The high specificity of the assay is evidenced by the absence of cross-reactivity with non-target shrimp pathogens and shrimp tissues. In China,
P. vannamei is the largest farmed penaeid shrimp species, which has been frequently affected by these three pathogens and some other pathogens [
28,
29]. In recent years, the impact of DIV1 on
M. rosenbergii has been increasing [
9]. The specificity of a sensitive detection method targeting three pathogens is essential to ensure the accuracy of the diagnostic results, especially when facing the challenge of coinfection with various pathogens in farmed shrimp. We were satisfied with the ASp of the triple method, which we assessed using nucleic acid positives of WSSV,
VpAHPND, IMNV, and CMNV from
P. vannamei samples, as well as IPV, YHV-8, and MrGV from
M. rosenbergii samples. Furthermore, we achieved 100% DSp and 100% DSe with 190 clinical samples. Despite these promising results, a more rigorous assessment would require evaluating a wider range of host and pathogen samples.

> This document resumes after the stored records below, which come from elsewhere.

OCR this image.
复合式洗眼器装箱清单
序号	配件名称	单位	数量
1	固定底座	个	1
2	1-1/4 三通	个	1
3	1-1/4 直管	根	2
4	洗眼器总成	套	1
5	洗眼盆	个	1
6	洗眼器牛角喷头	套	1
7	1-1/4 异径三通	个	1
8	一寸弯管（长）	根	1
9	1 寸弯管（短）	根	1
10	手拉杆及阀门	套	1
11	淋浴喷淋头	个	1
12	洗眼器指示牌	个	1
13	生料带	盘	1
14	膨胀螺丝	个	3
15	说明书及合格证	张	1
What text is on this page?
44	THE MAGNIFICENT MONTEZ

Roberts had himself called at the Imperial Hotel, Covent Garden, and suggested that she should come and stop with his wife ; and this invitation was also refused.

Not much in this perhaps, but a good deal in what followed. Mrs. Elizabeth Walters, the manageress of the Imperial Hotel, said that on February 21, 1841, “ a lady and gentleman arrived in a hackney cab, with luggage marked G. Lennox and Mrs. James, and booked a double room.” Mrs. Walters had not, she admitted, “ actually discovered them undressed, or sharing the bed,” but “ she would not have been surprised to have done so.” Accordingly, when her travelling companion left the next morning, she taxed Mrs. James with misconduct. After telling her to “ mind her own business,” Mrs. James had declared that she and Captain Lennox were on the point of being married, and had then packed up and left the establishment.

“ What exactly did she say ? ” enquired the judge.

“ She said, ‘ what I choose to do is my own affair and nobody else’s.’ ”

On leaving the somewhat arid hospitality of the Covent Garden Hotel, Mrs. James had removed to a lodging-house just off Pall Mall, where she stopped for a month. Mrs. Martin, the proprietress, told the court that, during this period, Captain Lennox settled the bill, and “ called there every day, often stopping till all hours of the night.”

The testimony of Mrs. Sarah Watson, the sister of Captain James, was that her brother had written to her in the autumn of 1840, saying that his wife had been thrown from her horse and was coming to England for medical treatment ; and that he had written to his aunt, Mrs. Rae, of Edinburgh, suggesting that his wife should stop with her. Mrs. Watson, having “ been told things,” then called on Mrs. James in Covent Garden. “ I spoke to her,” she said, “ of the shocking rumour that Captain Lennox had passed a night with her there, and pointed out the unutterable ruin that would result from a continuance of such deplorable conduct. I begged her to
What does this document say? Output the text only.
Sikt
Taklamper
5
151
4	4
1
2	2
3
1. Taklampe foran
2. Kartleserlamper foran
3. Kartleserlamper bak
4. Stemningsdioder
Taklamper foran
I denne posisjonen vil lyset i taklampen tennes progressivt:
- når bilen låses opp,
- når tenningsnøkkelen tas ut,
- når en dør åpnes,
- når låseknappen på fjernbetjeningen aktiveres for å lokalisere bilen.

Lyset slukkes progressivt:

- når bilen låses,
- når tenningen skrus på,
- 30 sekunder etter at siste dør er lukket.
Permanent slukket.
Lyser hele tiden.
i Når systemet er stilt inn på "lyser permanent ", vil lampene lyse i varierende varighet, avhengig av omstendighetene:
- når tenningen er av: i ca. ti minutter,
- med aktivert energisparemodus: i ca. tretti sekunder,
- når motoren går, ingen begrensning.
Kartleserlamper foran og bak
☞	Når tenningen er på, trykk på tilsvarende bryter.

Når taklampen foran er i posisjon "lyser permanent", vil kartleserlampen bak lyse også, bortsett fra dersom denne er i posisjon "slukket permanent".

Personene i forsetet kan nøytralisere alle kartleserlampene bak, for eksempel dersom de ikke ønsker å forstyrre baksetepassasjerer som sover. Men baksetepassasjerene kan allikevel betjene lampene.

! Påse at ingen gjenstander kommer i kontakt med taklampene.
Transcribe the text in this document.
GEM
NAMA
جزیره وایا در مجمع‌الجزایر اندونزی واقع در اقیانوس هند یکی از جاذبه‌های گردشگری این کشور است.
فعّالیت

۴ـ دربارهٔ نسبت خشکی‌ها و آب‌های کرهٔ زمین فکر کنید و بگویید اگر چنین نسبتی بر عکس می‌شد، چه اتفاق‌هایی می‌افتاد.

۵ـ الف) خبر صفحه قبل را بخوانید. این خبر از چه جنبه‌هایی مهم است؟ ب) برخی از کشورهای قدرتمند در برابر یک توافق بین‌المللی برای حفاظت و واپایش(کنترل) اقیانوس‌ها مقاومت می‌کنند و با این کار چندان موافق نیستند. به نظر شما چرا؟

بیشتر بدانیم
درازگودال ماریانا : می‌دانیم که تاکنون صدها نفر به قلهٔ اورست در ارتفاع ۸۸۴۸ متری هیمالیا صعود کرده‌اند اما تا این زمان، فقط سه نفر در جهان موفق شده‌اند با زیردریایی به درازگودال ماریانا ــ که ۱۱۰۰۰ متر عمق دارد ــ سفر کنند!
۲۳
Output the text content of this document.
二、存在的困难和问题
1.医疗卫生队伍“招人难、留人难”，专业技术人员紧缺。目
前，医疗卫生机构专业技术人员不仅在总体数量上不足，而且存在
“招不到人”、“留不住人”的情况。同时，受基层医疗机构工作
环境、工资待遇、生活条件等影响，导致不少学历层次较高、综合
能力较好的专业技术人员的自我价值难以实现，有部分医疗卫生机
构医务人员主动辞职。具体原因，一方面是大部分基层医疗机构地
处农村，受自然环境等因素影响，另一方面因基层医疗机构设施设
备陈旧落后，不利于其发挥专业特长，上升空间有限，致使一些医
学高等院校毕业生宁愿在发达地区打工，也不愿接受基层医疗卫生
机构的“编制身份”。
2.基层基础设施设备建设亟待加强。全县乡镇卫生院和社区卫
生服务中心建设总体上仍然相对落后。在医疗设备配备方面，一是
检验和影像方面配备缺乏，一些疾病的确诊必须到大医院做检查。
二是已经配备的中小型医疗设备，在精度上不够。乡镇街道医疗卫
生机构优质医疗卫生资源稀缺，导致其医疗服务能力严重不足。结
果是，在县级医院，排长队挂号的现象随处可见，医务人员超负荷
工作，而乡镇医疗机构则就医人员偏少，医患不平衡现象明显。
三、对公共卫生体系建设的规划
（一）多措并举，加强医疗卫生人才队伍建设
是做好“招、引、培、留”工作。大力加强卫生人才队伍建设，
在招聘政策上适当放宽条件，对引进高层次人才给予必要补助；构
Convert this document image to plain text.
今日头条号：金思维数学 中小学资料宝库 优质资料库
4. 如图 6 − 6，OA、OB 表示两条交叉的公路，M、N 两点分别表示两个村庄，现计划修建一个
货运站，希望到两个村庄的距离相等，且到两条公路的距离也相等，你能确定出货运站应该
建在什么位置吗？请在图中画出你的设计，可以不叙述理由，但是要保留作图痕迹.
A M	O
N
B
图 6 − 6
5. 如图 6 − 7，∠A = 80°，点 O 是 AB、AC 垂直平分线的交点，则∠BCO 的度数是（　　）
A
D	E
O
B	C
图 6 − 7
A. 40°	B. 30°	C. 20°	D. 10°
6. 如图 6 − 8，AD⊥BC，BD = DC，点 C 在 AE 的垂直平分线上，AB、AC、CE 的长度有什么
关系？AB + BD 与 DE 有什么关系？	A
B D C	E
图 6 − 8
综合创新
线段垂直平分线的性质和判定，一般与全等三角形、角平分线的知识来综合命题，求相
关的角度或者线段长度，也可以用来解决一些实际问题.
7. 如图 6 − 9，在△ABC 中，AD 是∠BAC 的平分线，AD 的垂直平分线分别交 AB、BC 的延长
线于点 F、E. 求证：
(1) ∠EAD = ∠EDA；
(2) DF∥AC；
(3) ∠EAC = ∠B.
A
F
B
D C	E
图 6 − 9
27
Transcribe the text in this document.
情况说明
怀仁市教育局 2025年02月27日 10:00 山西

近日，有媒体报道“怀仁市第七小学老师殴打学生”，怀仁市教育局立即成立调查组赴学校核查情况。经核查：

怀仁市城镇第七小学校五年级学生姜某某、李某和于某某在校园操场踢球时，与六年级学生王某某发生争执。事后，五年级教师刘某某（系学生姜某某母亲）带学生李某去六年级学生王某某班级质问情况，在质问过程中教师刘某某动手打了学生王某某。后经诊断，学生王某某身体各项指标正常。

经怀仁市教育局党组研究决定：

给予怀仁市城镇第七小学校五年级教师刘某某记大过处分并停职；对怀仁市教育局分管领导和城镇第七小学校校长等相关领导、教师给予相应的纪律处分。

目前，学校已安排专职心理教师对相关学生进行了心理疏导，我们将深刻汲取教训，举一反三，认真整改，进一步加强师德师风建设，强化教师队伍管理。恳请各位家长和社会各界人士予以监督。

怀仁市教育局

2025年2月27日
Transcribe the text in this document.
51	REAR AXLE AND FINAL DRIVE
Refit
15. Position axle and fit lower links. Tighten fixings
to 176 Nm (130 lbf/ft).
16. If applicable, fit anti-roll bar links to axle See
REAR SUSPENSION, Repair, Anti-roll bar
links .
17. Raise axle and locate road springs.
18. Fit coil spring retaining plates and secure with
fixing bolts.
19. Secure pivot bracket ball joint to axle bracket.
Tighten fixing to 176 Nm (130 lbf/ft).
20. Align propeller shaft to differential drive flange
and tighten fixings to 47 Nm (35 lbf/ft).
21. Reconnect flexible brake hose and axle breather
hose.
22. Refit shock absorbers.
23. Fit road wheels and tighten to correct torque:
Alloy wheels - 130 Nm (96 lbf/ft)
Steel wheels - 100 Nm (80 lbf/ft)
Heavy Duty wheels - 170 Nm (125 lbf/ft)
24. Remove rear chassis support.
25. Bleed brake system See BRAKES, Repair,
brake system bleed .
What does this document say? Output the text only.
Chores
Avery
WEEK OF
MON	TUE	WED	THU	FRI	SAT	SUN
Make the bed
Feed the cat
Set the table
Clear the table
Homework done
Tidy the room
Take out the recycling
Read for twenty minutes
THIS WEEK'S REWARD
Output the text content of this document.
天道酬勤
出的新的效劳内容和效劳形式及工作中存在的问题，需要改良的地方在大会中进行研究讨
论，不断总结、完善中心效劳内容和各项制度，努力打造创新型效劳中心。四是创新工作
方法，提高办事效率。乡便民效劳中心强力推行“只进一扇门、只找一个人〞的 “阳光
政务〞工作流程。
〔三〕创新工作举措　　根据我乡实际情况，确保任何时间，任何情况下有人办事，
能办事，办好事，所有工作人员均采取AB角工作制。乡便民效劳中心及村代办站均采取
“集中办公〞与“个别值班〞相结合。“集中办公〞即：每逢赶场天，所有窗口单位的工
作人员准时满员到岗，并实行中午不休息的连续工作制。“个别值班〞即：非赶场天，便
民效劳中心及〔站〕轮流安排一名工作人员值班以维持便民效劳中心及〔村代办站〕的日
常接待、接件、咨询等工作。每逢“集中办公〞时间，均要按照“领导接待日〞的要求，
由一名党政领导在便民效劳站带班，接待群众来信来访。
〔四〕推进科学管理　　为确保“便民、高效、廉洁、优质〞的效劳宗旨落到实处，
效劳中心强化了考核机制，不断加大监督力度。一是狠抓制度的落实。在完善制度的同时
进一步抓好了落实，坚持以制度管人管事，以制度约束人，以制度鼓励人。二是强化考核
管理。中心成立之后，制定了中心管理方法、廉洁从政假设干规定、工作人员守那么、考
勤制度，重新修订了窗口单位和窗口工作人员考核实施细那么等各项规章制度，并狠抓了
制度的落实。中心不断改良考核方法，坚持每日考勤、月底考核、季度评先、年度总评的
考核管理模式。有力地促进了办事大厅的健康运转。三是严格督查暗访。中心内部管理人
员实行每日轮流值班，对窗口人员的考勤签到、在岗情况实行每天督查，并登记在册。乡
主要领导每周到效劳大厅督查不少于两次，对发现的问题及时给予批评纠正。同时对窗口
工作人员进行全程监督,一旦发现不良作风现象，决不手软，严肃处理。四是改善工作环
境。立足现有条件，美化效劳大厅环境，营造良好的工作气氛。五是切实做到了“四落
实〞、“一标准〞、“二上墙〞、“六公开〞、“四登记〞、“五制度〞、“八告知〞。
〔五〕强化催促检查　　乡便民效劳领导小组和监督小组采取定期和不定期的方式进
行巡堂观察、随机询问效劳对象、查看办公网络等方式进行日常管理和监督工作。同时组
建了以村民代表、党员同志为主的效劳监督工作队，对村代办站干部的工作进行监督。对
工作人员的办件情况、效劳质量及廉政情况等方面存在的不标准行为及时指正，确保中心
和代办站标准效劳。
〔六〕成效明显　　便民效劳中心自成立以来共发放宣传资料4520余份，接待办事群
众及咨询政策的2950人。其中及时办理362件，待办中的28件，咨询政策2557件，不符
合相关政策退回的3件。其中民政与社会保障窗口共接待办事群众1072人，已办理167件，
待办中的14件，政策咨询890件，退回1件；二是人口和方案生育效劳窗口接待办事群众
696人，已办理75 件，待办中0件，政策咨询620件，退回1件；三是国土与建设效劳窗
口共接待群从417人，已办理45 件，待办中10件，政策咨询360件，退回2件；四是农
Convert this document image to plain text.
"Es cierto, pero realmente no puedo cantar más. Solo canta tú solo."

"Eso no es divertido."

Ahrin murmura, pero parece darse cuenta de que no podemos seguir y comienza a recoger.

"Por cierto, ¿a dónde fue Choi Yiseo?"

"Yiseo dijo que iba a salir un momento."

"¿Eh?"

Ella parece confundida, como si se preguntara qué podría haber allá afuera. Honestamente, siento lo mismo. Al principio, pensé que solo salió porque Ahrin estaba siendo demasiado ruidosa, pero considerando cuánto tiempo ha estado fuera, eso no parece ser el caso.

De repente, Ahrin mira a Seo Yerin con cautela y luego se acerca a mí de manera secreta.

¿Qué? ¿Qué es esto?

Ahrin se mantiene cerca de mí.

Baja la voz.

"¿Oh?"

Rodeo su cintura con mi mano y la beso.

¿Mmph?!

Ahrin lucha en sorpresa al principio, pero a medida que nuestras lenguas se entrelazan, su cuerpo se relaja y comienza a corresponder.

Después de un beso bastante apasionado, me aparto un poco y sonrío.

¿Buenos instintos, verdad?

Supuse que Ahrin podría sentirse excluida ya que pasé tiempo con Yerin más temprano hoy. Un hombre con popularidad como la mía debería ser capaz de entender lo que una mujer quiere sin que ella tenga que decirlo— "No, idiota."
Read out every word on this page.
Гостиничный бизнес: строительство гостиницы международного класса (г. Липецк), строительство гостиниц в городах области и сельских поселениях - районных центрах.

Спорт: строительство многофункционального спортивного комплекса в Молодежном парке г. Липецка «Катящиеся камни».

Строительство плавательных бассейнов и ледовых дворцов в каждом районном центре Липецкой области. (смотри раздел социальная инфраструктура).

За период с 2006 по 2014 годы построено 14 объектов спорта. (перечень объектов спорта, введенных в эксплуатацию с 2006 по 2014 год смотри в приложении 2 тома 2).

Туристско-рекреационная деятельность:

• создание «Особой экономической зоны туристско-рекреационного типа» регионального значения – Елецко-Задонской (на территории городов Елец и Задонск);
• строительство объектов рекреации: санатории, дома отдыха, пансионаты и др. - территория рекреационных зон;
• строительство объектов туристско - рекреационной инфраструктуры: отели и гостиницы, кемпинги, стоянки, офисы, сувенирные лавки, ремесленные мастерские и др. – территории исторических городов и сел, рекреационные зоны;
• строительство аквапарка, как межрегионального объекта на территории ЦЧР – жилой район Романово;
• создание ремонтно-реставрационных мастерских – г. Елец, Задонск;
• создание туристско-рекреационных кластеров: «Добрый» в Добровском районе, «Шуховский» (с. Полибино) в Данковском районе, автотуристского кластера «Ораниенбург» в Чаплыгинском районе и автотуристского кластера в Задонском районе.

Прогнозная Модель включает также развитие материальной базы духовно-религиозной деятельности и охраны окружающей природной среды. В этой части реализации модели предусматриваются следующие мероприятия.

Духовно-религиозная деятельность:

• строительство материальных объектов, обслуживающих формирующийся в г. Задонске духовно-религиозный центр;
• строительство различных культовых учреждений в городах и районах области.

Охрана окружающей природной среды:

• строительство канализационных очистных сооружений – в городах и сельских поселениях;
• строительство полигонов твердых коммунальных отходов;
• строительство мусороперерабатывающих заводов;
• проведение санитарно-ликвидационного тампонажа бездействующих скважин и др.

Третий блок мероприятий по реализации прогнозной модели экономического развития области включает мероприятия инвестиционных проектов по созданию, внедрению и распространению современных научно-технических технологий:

The observed high positive rates of EHP, IHHNV, and DIV1 in the clinical samples from various provinces in this study might be attributed to the sampling strategy specifically targeting diseased samples. The detection of co-infections, as indicated by the presence of EHP and IHHNV in the same samples, highlights the complexity of disease dynamics in shrimp populations and the necessity for comprehensive diagnostic approaches.
Through quantitative analysis of various sample concentrations, our results revealed distinct Tm value ranges for each pathogen. Specifically, the Tm value range for EHP was determined to be 76.0–77.2 °C, while the Tm value range for IHHNV was found to be 79.2–80.2 °C. Additionally, the Tm value range for DIV1 was observed to be 81.2–82.0 °C. These findings highlight the discriminatory power of our melting curve-based triple Eva Green real-time PCR assay in accurately identifying and differentiating these three shrimp pathogens.
In conclusion, the melting curve-based triple Eva Green real-time PCR assay represents a significant advancement in the molecular diagnostics of shrimp pathogens. The assay’s performance in this study suggests that it could be widely adopted for routine screening and the rapid response to disease outbreaks in the shrimp industry. Future studies should focus on the assay’s applications in different aquaculture systems and its integration into broader pathogen monitoring and biosecurity frameworks.